Wat betreft de kort voor de zitting overgelegde informatie overweegt de rechtbank dat dit geen ander licht werpt op de situatie van eiseres. Uit de WhatsApp-gesprekken wordt de termijn van opvang niet duidelijk en ook niet of de situatie van de desbetreffende ouder vergelijkbaar is met die van eiseres. Ook geeft het bericht van InfoMigrants van 7 maart 2023 geen wezenlijk ander beeld van de opvang zoals die reeds bekend was.
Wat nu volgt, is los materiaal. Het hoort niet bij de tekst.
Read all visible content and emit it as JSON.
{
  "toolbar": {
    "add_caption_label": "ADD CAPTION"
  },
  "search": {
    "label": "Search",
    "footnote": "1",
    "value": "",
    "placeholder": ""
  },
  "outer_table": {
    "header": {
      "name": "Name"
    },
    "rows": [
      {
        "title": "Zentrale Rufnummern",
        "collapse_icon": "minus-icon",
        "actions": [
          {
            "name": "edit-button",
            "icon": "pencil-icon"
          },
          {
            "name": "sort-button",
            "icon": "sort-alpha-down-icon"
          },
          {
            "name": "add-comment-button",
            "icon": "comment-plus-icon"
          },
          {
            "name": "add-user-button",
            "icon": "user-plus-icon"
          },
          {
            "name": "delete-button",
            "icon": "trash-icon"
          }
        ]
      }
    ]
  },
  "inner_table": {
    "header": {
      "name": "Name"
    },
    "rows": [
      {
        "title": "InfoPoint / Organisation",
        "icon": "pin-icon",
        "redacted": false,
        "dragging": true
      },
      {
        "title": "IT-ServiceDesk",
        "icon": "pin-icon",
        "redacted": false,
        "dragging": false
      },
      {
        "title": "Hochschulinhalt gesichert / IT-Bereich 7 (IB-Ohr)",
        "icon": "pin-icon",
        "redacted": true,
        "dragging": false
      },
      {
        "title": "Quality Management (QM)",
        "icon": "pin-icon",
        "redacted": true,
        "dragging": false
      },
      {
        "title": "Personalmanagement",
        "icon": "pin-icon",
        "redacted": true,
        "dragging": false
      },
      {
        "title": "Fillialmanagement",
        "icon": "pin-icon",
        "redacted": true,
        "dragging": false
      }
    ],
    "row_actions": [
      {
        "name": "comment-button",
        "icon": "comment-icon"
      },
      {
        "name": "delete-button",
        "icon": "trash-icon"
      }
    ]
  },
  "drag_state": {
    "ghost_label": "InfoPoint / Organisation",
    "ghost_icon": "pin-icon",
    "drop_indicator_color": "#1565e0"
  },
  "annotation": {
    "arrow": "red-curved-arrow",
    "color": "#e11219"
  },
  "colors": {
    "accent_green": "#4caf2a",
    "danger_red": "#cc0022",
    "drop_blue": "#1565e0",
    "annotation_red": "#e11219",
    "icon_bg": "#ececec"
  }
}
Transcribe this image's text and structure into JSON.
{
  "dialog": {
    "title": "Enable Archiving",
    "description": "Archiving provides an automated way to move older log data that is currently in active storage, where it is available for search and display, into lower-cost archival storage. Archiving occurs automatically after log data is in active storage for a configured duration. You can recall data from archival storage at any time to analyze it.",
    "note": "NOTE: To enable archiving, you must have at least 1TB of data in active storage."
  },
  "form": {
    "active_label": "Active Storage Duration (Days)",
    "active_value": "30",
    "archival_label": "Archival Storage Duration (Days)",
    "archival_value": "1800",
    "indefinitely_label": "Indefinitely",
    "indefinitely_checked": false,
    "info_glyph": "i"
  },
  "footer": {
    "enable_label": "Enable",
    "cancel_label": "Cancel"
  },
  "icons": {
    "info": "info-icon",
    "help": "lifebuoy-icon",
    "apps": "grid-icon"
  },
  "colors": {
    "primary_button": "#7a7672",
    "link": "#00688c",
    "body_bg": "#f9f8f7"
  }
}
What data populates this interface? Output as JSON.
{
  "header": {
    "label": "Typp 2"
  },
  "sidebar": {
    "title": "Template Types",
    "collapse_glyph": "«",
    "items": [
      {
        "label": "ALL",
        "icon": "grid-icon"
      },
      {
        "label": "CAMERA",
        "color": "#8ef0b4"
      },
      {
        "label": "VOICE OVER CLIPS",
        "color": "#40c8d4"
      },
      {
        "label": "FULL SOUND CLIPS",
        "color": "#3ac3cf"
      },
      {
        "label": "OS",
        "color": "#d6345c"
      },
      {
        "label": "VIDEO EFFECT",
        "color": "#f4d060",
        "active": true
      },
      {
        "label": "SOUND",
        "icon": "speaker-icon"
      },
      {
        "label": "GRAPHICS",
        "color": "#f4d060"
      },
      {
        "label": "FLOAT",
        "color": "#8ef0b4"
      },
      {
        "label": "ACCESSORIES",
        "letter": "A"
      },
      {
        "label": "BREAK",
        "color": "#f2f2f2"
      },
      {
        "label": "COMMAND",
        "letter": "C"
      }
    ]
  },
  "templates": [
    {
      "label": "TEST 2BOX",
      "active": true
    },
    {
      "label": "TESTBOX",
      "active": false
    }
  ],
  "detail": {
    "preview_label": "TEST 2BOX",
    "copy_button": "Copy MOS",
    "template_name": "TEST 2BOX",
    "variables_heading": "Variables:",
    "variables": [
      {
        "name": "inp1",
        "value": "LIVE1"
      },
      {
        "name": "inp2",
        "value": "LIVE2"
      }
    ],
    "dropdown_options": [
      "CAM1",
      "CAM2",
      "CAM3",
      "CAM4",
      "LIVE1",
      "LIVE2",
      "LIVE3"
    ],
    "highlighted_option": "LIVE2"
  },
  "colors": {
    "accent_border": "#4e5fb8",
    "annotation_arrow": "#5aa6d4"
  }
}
Overigens is daarin ook sprake van uitgeprocedeerde asielzoekers, terwijl eiseres een visum heeft ontvangen in het kader van asielgerelateerde gezinshereniging.
8. De minister hoefde in hetgeen is aangevoerd ook geen aanleiding te zien om de asielaanvraag van eiseres op grond van artikel 17 van de Dublinverordening aan zich te trekken. Eiseres heeft niet aannemelijk gemaakt dat sprake is van bijzondere, individuele omstandigheden die maken dat overdracht aan Bulgarije onevenredig hard is. De beroepsgrond slaagt niet.

Conclusie en gevolgen

9. Het beroep is ongegrond. Dat betekent dat de aanvraag van eiseres terecht buiten behandeling is gesteld en dat eiseres mag worden overgedragen aan Bulgarije. Eiseres krijgt geen vergoeding van haar proceskosten.

Beslissing

De rechtbank verklaart het beroep ongegrond.
Deze uitspraak is gedaan door mr. P.J.M. Mol, rechter, in aanwezigheid van mr. S.J. Valk, griffier.
De uitspraak is uitgesproken in het openbaar en bekendgemaakt op:
16 augustus 2024

Informatie over hoger beroep

Een partij die het niet eens is met deze uitspraak, kan een hogerberoepschrift sturen naar de Afdeling bestuursrechtspraak van de Raad van State waarin wordt uitgelegd waarom deze partij het niet eens is met de uitspraak. Het hogerberoepschrift moet worden ingediend binnen 1 week na de dag waarop deze uitspraak is verzonden. Kan de indiener de behandeling van het hoger beroep niet afwachten, omdat de zaak spoed heeft, dan kan de indiener de voorzieningenrechter van de Afdeling bestuursrechtspraak van de Raad van State vragen om een voorlopige voorziening (een tijdelijke maatregel) te treffen.